Rはブラジルアクセントの一番の特徴音です——caro(高い)と carro(車)の違いも、すべてここにかかっています。スペイン語のように巻き舌にすると途端に外国人らしくなりますし、軟らかい弾き音と喉のHを取り違えると全く別の単語になります。位置のルールを身につければ、あなたのポルトガル語は一気にネイティブらしさに近づきます。
掘り下げ解説
ブラジルのRには「良いお知らせ」と「悪いお知らせ」があります。悪いお知らせ:1文字で全く異なる2つの音を表します。良いお知らせ:どちらの音を使うかは、ほぼ完全に 単語中でのRの位置 によって決まります——つまりルールであって、感覚ではありません。
本当に必要なRは2種類だけ
| R | 音 | IPA | 位置 | 似ている音… |
|---|---|---|---|---|
| 強いR | 喉の「H」音 | [h](または [x]/[χ]) | 語頭、二重 rr | 日本語のは行の h(「は・ひ・ふ・へ・ほ」)——少し喉の奥から出す感じ |
| 軟らかいR | 素早い舌弾き音 | [ɾ] | 母音間、子音の後 | 日本語のら行(「ら・り・る・れ・ろ」)——まさにこの子音です! |
強いR = 喉の「H」音
語頭、または**二重(rr)**の場合:
例文
強いR(喉のH音)
"Rio de Janeiro" [ˈhiu] ——「ヒウ」ではなく「ヒオ」のように聞こえる、あの有名な地名
"Onde fica o carro?" [ˈkahu](車はどこですか?)
"Eu morro de fome!" [ˈmɔhu](お腹がペコペコ!——直訳:「空腹で死ぬ」)
軟らかいR(素早い弾き音)
"É muito caro" [ˈkaɾu](とても高いです)
"Prazer!" [pɾaˈzeh](はじめまして!)
"Um, dois, três" [tɾes](1、2、3)
語末のR、よく脱落
"Vou falar com você" → "falá"(あなたに話しかけます)
よくある例外
耳にするかもしれない地域ごとのR
カリオカ(リオ): 強いRは硬くゴロゴロした [χ]——「Rカリオカ」として有名
カイピラ(サンパウロ内陸部、ミナスジェライス、ゴイアス): 単一Rや語末Rが反り舌のような [ɻ] になる——英語の「アメリカンR」のような響き
南部・サンパウロの一部: [h] の代わりに弾き音や軽い巻き舌になることも
外来語・固有名詞
借用語でも語頭のRは喉音になります:"Rock"、"Ronaldo"、"Renault"——すべてH音で始まります。
学習者が陥りやすい罠
スペイン語・イタリア語のように巻き舌にしてしまう(ブラジルでは巻き舌はほぼ不在)
母音間の単一Rに喉の [h] を使ってしまう(caro を "cahu" と言うと carro になる!)

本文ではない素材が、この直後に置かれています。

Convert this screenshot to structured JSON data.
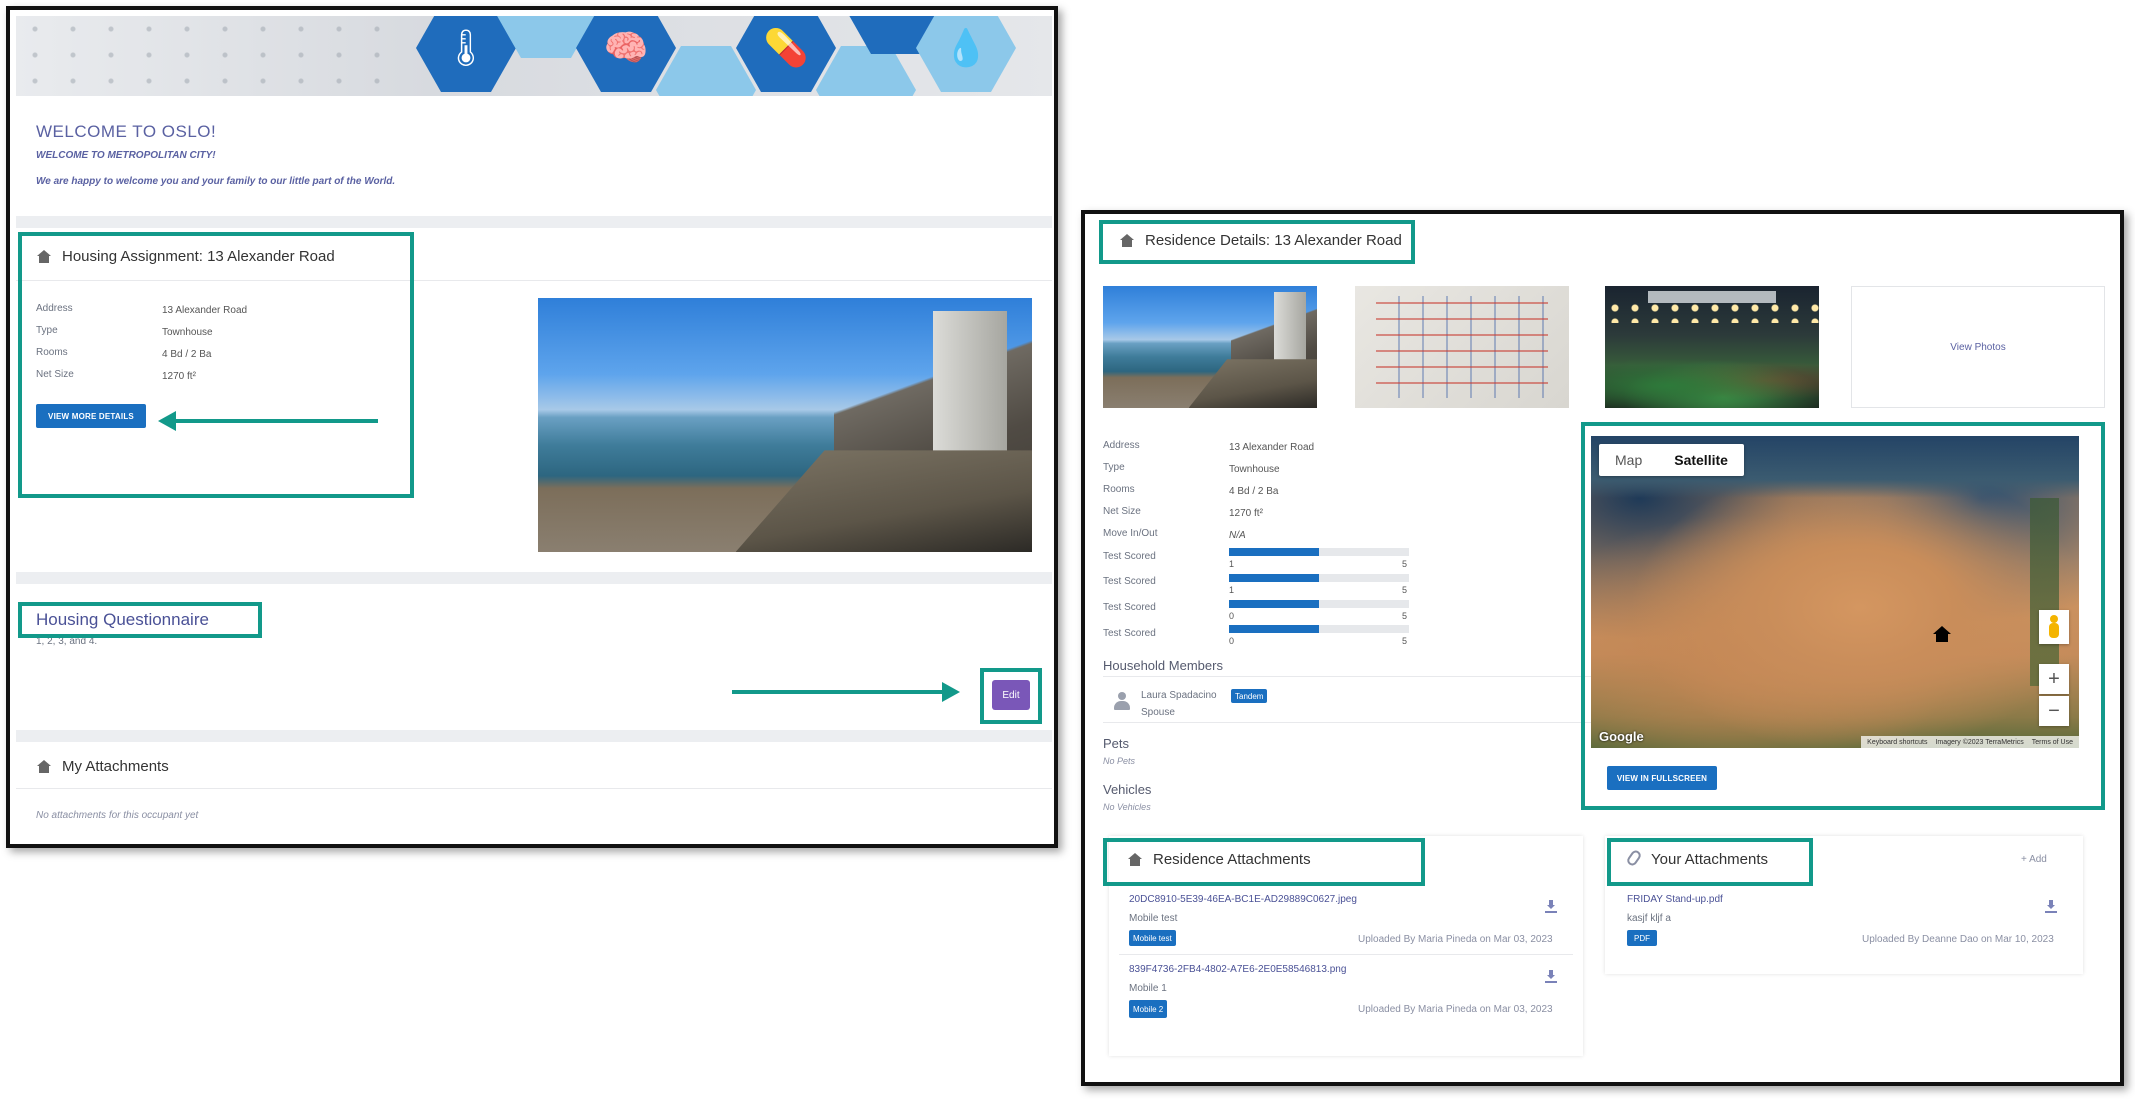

語末Rを強く発音してしまう——自然に軟らかく、または脱落させましょう
豆知識
リオの深い喉音R——Rio を「Hio」に変えてしまうあの音——はカリオカの代名詞であり、1808年にさかのぼると言われています。ナポレオンを逃れたポルトガル王室がリオに移住し、Paris の威信ある仏語Rを真似たのが起源という説です。議論の余地はあるものの、愛される伝説で——同じ宮廷がリオの特徴的な chiado S音の「犯人」とも言われています。